The company said in a blog post that it had joined the Tempo network as an anchor validator, placing it among the participants responsible for confirming transactions and helping secure the blockchain.
Tempo, a layer-1 blockchain focused on agentic commerce and real-time payments, said Visa, Stripe, and Zodia Custody, backed by Standard Chartered, would serve as its first external validators, with more participants expected later.
Expanding In-House Blockchain Role
Visa said its validator node was configured and is being managed internally after six months of work with Tempo’s engineering team to connect the company’s infrastructure directly to the network.
That setup gives Visa a direct operational role in transaction validation at a time when traditional payment companies are exploring how blockchain networks and stablecoins could be used for faster settlement and new forms of digital commerce.

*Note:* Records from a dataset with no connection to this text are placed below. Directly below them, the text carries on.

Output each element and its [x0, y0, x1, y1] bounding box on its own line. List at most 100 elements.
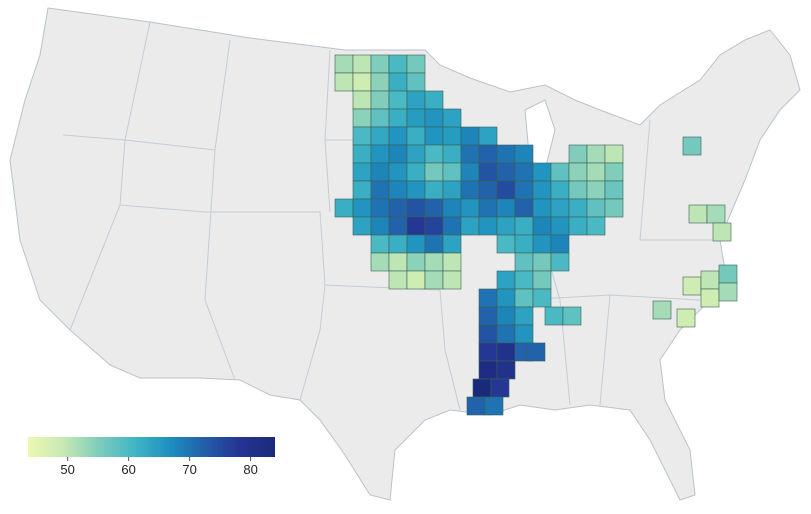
county-region — [478, 126, 498, 146]
county-region — [586, 162, 606, 182]
county-region — [388, 126, 408, 146]
county-region — [406, 54, 426, 74]
county-region — [370, 162, 390, 182]
county-region — [550, 252, 570, 272]
county-region — [442, 162, 462, 182]
county-region — [406, 180, 426, 200]
county-region — [406, 198, 426, 218]
county-region — [496, 360, 516, 380]
county-region — [472, 378, 492, 398]
county-region — [514, 216, 534, 236]
county-region — [352, 144, 372, 164]
county-region — [352, 90, 372, 110]
county-region — [550, 198, 570, 218]
county-region — [388, 252, 408, 272]
county-region — [370, 198, 390, 218]
county-region — [550, 162, 570, 182]
county-region — [478, 180, 498, 200]
county-region — [562, 306, 582, 326]
county-region — [370, 180, 390, 200]
county-region — [370, 234, 390, 254]
county-region — [424, 198, 444, 218]
colorbar-tick-label: 80 — [243, 462, 257, 477]
county-region — [604, 180, 624, 200]
county-region — [424, 108, 444, 128]
county-region — [370, 252, 390, 272]
county-region — [514, 144, 534, 164]
county-region — [406, 234, 426, 254]
county-region — [496, 270, 516, 290]
county-region — [496, 162, 516, 182]
county-region — [496, 306, 516, 326]
county-region — [652, 300, 672, 320]
county-region — [496, 180, 516, 200]
county-region — [388, 198, 408, 218]
county-region — [484, 396, 504, 416]
county-region — [388, 144, 408, 164]
county-region — [568, 144, 588, 164]
county-region — [334, 54, 354, 74]
county-region — [442, 270, 462, 290]
county-region — [712, 222, 732, 242]
county-region — [352, 54, 372, 74]
county-region — [424, 90, 444, 110]
county-region — [586, 180, 606, 200]
county-region — [352, 198, 372, 218]
county-region — [514, 234, 534, 254]
county-region — [478, 162, 498, 182]
county-region — [544, 306, 564, 326]
county-region — [568, 180, 588, 200]
county-region — [478, 342, 498, 362]
colorbar-tick-label: 70 — [182, 462, 196, 477]
county-region — [496, 198, 516, 218]
county-region — [478, 216, 498, 236]
colorbar — [28, 437, 275, 457]
colorbar-tick-label: 50 — [60, 462, 74, 477]
county-region — [460, 126, 480, 146]
county-region — [496, 288, 516, 308]
county-region — [460, 216, 480, 236]
county-region — [388, 162, 408, 182]
county-region — [550, 180, 570, 200]
county-region — [532, 180, 552, 200]
county-region — [352, 126, 372, 146]
county-region — [424, 270, 444, 290]
county-region — [586, 216, 606, 236]
county-region — [490, 378, 510, 398]
county-region — [460, 198, 480, 218]
county-region — [496, 324, 516, 344]
county-region — [532, 288, 552, 308]
county-region — [568, 198, 588, 218]
county-region — [676, 308, 696, 328]
county-region — [424, 126, 444, 146]
county-region — [460, 180, 480, 200]
county-region — [532, 198, 552, 218]
county-region — [334, 72, 354, 92]
county-region — [442, 108, 462, 128]
county-region — [406, 162, 426, 182]
county-region — [424, 180, 444, 200]
county-region — [406, 216, 426, 236]
county-region — [388, 180, 408, 200]
county-region — [586, 144, 606, 164]
county-region — [478, 144, 498, 164]
county-region — [442, 180, 462, 200]
county-region — [406, 72, 426, 92]
county-region — [388, 108, 408, 128]
colorbar-tick-label: 60 — [121, 462, 135, 477]
county-region — [514, 198, 534, 218]
county-region — [352, 108, 372, 128]
county-region — [352, 72, 372, 92]
county-region — [688, 204, 708, 224]
county-region — [514, 306, 534, 326]
county-region — [682, 276, 702, 296]
county-region — [370, 216, 390, 236]
county-region — [604, 198, 624, 218]
county-region — [370, 90, 390, 110]
county-region — [442, 234, 462, 254]
county-region — [604, 162, 624, 182]
county-region — [532, 234, 552, 254]
county-region — [514, 252, 534, 272]
county-region — [532, 162, 552, 182]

“We’ve spent years building our expertise in blockchain, and now we’re expanding that work by running critical blockchain infrastructure ourselves,” Cuy Sheffield, Visa’s head of crypto, said in a statement.
Focus on Stablecoin Infrastructure
The announcement highlights how established financial firms are moving beyond pilot programs and partnerships to take on more active positions inside blockchain networks themselves.
By acting as an anchor validator in Tempo’s early phase, Visa said it is supporting the reliability, resilience, and performance of the network as it develops payment use cases tied to stablecoins and on-chain settlement.
Tempo described the role as a natural extension of Visa’s work with the project, saying the company had been involved as a design partner from the start.
Validators on Tempo confirm and sequence transactions into blocks to help maintain consensus across the network, while lead validators can earn stablecoin rewards for packaging those transactions into blocks.
Broader Blockchain Strategy
The Tempo launch fits into a wider digital asset strategy at Visa, which has been building out blockchain-focused products and partnerships for several years.
The company said it had also been selected as the first major global payments company to serve as a super validator on the Canton Network, where it is working with banks and financial institutions on privacy-focused on-chain payment flows.
Taken together, those efforts suggest Visa is positioning itself not just as a user of blockchain-based payment systems, but as one of the firms helping operate the networks themselves. For payment companies, that could become increasingly important as stablecoins move closer to the financial mainstream and competition grows over who controls the rails supporting digital transactions.